L’AOH chez les enfants : « C’était difficile pour mes parents de me voir souffrir »
Il n’existe pas de traitement spécifique pour les enfants atteints d’AOH. Alors Olivia a dû s’en passer pendant dix ans et supporter chaque poussée. « Je pense que ça m’a rendue plus forte, voire plus résistante », affirme-t-elle.
Olivia De Paepe vient de terminer ses études en biologie. Une nouvelle phase de sa vie est sur le point de commencer : la recherche d’un emploi, les premières économies et ensuite, le projet d’emménager avec son compagnon… Une période exaltante et pourtant, elle reste calme. Sans doute parce qu’elle a déjà vécu tant de choses dans sa jeune vie. Une enfance marquée par les poussées d’AOH, par exemple.
« J’avais six ans lorsque j’ai eu mon diagnostic, mais les premiers symptômes et poussées ont déjà commencé vers l’âge de cinq ans. J’avais souvent mal au ventre, je vomissais beaucoup, j’avais parfois le visage gonflé… Autant de symptômes que mon père, lui aussi atteint d’AOH, a reconnus », explique Olivia. « C’est pourquoi il a immédiatement pris rendez-vous chez son médecin. Et bien vite, il s’est avéré que j’étais également atteinte de l’AOH. »
Souvent malade
De son enfance, Olivia ne se souvient pas de grand-chose. « L’AOH a toujours fait partie de ma vie, le diagnostic n’a pas beaucoup changé. Mes parents ont informé l’école qu’il m’arriverait d’être malade et de manquer l’école, c’est tout ce qu’ils pouvaient faire. Car il n’y avait pas de traitement quand j’étais enfant. Les poussées, il fallait juste les endurer. »

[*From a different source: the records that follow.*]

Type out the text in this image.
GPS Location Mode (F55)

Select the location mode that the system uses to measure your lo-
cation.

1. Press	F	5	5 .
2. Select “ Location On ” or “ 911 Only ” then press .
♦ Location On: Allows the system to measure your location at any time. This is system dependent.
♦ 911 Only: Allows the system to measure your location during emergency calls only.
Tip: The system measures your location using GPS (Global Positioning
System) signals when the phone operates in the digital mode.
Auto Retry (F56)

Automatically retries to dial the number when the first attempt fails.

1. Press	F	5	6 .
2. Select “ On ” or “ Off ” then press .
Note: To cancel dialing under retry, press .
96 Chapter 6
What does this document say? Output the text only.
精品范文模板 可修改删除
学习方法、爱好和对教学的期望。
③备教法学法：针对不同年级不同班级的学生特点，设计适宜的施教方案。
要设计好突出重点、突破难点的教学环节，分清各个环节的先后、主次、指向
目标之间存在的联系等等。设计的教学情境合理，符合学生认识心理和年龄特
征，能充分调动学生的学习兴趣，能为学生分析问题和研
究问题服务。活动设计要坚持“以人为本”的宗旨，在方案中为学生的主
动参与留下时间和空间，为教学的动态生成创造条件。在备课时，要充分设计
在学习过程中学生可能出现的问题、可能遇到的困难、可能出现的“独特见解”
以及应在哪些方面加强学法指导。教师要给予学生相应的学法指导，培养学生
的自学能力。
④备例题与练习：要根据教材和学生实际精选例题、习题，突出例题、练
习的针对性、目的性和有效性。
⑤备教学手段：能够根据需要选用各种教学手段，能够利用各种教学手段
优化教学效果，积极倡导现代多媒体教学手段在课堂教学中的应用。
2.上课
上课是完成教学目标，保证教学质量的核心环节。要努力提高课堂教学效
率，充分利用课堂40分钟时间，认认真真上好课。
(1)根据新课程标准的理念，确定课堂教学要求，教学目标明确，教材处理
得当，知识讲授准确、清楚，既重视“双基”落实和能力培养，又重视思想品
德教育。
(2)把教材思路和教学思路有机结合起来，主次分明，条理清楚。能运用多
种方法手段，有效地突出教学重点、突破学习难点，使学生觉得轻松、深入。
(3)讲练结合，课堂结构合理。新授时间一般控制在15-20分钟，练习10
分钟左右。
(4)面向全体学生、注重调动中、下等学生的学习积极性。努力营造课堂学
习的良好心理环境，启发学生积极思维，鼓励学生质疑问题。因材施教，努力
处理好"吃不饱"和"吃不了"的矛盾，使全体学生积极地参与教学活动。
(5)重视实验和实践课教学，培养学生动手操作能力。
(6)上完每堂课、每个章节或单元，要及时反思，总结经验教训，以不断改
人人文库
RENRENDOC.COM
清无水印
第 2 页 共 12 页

Parfois, ces crises se déclenchaient à l’école. « Une fois, j’ai vomi sur le bureau de la maîtresse », se souvient-elle. « Quand j’avais un début de malaise, elle me laissait me reposer. Il m’est arrivé de m’endormir sur mon banc (rit). »
Ses camarades de classe ne remarquaient rien. « Je n’avais pas de gonflements, surtout des crampes et des douleurs abdominales. Mes amis pensaient que j’avais souvent la grippe et ne me considéraient pas comme différente ou spéciale. Je n’ai donc jamais été exclue ou harcelée, heureusement. »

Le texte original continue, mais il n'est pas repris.